BFO에 대한 유기물의 혼합비는 필요에 따라 적절하게 설정하는 것이 가능하다. 만일 유기물의 혼합비가 높아지게 되면 혼합물의 다강특성은 낮아지는 반면에 형성온도와 누설전류값은 낮아지게 되고, 유기물의 혼합비가 낮아지게 되면 혼합물의 다강특성은 높아지는 반면에 형성온도와 누설전류값은 높아지게 된다.The mixing ratio of organic matter to BFO can be appropriately set as necessary. If the mixing ratio of the organic material is increased, the multi-temperature characteristics of the mixture are lowered while the formation temperature and leakage current value are lowered.
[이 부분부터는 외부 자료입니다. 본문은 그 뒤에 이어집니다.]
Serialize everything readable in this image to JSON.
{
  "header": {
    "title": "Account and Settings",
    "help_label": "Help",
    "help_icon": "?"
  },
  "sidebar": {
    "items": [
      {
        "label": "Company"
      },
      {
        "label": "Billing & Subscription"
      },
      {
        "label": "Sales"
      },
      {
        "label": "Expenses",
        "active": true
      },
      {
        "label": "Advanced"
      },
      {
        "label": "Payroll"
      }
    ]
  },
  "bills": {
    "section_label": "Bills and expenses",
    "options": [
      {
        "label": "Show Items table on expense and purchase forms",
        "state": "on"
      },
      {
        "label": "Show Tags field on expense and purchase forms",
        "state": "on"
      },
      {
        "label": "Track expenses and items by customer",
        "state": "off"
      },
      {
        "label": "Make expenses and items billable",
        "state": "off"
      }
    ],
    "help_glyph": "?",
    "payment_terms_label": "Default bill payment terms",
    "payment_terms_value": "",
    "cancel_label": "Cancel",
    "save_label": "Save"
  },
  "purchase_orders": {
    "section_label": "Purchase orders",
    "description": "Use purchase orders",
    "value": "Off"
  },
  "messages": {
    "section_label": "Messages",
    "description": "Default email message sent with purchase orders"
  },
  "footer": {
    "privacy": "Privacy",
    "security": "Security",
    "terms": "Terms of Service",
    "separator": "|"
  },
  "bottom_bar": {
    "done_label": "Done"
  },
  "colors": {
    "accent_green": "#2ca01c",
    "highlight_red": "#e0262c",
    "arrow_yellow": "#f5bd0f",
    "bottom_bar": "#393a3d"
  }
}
If the mixing ratio of organic materials is lowered, the multi-temperature property of the mixture is increased while the formation temperature and leakage current value are increased. do.
한편, BFO와 유기물의 혼합물은 예컨대 다음 방식을 통해 형성할 수 있다.On the other hand, a mixture of BFO and organics can be formed, for example, in the following manner.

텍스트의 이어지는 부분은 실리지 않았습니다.